Menyambut tahun politik dan pesta demokrasi Pilkada, Pileg, dan Pilpres tahun 2018 dan 2019, Ketua Dewan Kehormatan (DK) PWI Pusat, Ilham Bintang menegaskan dalam PD/PRT PWI ada pasal yang melarang pengurus merangkap jabatan di parpol. Secara substansial kalau ada pengurus yang maju otomatis sudah sama dengan merangkap jabatan di parpol.

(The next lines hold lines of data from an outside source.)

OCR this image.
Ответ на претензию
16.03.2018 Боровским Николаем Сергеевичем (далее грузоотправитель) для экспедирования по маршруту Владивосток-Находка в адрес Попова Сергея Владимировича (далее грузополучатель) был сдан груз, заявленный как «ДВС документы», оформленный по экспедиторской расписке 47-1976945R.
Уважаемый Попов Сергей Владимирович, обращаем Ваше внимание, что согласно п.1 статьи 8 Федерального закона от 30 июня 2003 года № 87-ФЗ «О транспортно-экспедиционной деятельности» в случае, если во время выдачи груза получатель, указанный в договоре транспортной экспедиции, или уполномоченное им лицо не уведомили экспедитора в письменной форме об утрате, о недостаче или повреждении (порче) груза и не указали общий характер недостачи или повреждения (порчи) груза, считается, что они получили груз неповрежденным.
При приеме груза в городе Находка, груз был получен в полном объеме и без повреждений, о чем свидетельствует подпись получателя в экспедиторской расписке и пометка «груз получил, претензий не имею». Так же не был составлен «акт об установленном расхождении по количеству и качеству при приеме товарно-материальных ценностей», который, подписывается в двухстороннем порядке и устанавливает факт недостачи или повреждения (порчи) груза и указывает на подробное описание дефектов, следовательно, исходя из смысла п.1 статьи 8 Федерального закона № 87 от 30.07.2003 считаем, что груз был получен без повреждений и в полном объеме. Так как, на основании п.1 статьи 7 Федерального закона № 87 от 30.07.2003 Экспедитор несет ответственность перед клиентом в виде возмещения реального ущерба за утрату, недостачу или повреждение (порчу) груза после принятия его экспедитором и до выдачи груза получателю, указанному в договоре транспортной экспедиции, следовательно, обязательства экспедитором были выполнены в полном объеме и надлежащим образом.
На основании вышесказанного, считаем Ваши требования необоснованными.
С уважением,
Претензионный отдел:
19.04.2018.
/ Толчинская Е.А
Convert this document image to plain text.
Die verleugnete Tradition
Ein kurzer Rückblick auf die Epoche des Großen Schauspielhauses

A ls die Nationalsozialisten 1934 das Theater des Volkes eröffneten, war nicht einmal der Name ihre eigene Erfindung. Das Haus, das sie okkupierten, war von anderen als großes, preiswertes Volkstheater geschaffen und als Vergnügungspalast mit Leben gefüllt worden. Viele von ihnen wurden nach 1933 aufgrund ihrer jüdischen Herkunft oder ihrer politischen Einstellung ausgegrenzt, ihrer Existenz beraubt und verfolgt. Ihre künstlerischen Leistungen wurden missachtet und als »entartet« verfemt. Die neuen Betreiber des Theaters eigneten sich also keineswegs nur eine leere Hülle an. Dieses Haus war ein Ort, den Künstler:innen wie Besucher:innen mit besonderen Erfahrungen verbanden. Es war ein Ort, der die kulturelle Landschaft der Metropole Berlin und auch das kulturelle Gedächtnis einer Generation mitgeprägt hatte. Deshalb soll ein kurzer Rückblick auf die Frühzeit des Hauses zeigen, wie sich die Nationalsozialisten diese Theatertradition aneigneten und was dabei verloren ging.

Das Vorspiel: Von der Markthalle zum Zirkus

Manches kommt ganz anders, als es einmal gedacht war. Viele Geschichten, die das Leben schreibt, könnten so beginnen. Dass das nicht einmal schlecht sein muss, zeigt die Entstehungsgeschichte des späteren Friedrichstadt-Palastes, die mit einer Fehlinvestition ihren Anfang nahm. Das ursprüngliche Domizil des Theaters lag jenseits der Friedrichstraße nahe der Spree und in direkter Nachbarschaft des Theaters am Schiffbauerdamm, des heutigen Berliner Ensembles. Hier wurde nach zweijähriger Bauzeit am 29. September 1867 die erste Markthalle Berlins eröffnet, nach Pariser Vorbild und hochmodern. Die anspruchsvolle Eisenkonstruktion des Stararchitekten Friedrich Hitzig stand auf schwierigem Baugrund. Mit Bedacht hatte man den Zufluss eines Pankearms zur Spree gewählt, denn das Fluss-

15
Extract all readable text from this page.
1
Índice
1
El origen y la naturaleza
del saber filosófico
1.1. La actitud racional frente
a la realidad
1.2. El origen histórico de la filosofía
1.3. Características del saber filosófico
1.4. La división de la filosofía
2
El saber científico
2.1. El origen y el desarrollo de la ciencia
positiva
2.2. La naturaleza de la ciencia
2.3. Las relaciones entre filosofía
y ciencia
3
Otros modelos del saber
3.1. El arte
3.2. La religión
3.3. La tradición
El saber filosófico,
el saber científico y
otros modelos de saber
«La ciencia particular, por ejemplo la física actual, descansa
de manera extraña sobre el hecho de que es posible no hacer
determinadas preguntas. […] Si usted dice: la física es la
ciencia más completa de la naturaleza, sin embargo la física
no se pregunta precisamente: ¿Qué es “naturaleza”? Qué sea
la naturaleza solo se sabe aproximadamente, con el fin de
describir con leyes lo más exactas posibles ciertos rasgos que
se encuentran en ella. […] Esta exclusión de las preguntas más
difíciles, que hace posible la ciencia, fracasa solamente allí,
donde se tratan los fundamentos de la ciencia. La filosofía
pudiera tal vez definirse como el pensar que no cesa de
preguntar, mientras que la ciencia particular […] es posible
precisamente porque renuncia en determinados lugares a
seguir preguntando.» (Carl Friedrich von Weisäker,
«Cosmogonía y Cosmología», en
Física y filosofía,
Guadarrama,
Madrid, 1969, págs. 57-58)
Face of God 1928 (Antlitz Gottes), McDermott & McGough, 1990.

Harus berhenti atau nonaktif sebagai pengurus maupun profesi kewartawanannya.

Dewan Kehormatan PWI Pusat juga menyatakan wartawan yang terlibat menjadi tim sukses calon yang berkompetisi harus berhenti atau nonaktif jadi wartawan.

“Tim sukses berjuang untuk satu golongan, sedangkan prinsip pers atau media melayani semua golongan untuk mencapai tujuan utamanya, demi mewujudkan kebenaran, dan kepentingan publik, serta kelangsungan demokrasi,” kata Ilham dalam siaran persnya di Jakarta pada hari Minggu (21/1/2018).

Ilham mengatakan DK PWI telah membentuk satu tim mengawasi anggotanya di seluruh Indonesia yang menjadi tim sukses paslon di beberapa Pilkada.

“DK-PWI sebentar lagi mengumumkan data -data itu. Saat ini sedang diverifikasi oleh tim,” kata dia.

DK-PWI juga mengingatkan seluruh media pers mengenai sanksi teguran keras kepada media-media partisan, bahkan ancaman pencabutan izin dari otoritas penyiaran. Jangan sampai masyarakat kehilangan kepercayaan pada media. Media yang kehilangan kepercayaan publik, memang bisa dianggap selesai sudah hidupnya,” tandas Ilham.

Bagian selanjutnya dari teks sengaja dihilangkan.